Dikatakannya, penyesuaian harga BBK jenis Pertalite merupakan dampak dari harga minyak mentah dunia yang terus merangkak naik. Di saat bersamaan nilai tukar rupiah melemah terhadap Dollar Amerika.

Pihaknya sudah berupaya untuk bertahan dengan harga Rp 7.800. Namun, harga bahan baku yang meningkat tajam, mengharuskan kenaikan harga BBK pada konsumen akhir.

Ia menambahkan, keputusan untuk menyesuaikan harga merupakan tindakan yang juga dilakukan oleh badan usaha sejenis. Namun pihaknya tetap berupaya memberikan harga terbaik bagi konsumen setia produk BBM Pertamina.

Kenaikan harga ini juga dalam rangka Pertamina tetap bisa bertahan untuk menyediakan BBM dengan pasokan yang cukup sesuai kebutuhan konsumen secara terus menerus. Sehingga tidak mengganggu konsumen dalam beraktifitas sehari-hari dimanapun.
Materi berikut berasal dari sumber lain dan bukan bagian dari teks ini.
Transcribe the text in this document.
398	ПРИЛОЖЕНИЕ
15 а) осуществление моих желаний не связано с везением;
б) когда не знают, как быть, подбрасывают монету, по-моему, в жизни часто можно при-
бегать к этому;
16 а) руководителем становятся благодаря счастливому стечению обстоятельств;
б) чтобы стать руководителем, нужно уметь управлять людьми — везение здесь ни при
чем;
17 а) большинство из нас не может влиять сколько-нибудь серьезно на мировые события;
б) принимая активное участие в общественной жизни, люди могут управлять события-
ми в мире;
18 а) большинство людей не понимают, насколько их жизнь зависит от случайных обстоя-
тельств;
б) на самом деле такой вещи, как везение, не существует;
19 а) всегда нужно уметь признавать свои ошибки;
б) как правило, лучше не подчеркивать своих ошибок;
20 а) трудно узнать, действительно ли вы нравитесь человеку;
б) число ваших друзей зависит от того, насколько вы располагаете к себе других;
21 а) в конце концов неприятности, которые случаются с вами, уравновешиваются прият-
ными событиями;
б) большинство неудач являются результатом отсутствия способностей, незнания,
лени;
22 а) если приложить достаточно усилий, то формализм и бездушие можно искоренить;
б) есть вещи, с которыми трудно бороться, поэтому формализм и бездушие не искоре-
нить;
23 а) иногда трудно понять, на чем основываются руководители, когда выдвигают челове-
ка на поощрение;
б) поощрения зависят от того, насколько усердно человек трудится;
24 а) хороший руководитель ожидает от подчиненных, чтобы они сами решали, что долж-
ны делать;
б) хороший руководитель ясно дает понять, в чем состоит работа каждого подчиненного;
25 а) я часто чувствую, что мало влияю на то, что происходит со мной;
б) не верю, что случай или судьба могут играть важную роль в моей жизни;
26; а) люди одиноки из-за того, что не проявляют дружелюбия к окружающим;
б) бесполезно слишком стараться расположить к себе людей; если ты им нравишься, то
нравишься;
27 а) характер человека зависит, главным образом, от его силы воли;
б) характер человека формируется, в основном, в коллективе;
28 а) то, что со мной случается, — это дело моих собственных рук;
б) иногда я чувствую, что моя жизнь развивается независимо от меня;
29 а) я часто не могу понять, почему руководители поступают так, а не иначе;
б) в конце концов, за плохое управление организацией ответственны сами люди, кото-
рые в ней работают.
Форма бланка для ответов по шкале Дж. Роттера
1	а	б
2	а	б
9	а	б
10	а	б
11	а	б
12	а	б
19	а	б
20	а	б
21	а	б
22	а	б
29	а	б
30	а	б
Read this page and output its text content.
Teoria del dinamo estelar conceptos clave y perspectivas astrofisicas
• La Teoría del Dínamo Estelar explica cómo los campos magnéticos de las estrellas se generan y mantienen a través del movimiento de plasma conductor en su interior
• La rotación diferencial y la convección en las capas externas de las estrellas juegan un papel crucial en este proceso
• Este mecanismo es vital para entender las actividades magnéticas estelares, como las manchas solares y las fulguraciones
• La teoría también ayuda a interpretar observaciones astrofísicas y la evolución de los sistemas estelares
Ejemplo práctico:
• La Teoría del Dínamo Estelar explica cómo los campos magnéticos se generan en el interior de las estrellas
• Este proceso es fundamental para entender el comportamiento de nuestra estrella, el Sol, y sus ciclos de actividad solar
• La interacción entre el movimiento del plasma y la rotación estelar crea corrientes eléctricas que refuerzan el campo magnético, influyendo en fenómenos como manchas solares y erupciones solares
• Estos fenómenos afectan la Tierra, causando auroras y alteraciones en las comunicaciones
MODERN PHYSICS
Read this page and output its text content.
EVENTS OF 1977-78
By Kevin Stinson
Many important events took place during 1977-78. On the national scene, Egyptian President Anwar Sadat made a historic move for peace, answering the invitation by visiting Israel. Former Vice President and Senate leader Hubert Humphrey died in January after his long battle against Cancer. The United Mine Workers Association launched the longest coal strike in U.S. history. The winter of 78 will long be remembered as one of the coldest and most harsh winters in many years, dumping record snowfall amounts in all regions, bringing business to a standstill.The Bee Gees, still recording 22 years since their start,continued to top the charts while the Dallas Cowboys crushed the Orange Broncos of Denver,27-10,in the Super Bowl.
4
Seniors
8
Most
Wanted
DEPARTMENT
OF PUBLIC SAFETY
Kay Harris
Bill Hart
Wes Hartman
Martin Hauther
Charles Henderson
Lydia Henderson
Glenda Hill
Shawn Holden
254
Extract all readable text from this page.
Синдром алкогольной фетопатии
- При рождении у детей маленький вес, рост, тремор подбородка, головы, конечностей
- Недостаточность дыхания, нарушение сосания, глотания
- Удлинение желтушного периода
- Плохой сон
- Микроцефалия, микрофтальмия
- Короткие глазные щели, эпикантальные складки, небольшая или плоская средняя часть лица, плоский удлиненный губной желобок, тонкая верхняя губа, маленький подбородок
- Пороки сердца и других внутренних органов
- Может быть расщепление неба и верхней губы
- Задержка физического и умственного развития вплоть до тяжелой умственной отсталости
“Penyesuaian semata-mata kita lakukan karena harga minyak dunia juga mengalami kenaikan signifikan,” katanya.

Namun, ia optimis meski terjadi kenaikan, konsumen tidak akan berpaling karena sudah merasakan dampak positif kendaraan ketika menggunakan Pertalite.

“Konsumsi bahan bakar irit, ramah lingkungan dan mesin juga awet, kami optimis tidak akan terjadi peralihan,” ujarnya.

Penyesuaian harga BBM Research Octane Number (RON) 90 tersebut, dikatakannya secara periodik dilakukan Pertamina sebagai badan usaha. Pertamina mengapresiasi konsumen yang tetap memilih Pertalite maupun bahan bakar berkualitas produk Pertamina lainnya sebagai bahan bakar bagi kendaraannya.

Sementara untuk konsumsi BBM gasolin tahun 2018 sampai dengan Februari secara keseluruhan di wilayah Sumsel mencapai 135.475 kiloliter, dengan komposisi konsumsi Premium 25 persen, Pertalite  65 persen, Pertamax 10 persen, dan Pertamax Turbo 0,5 persen.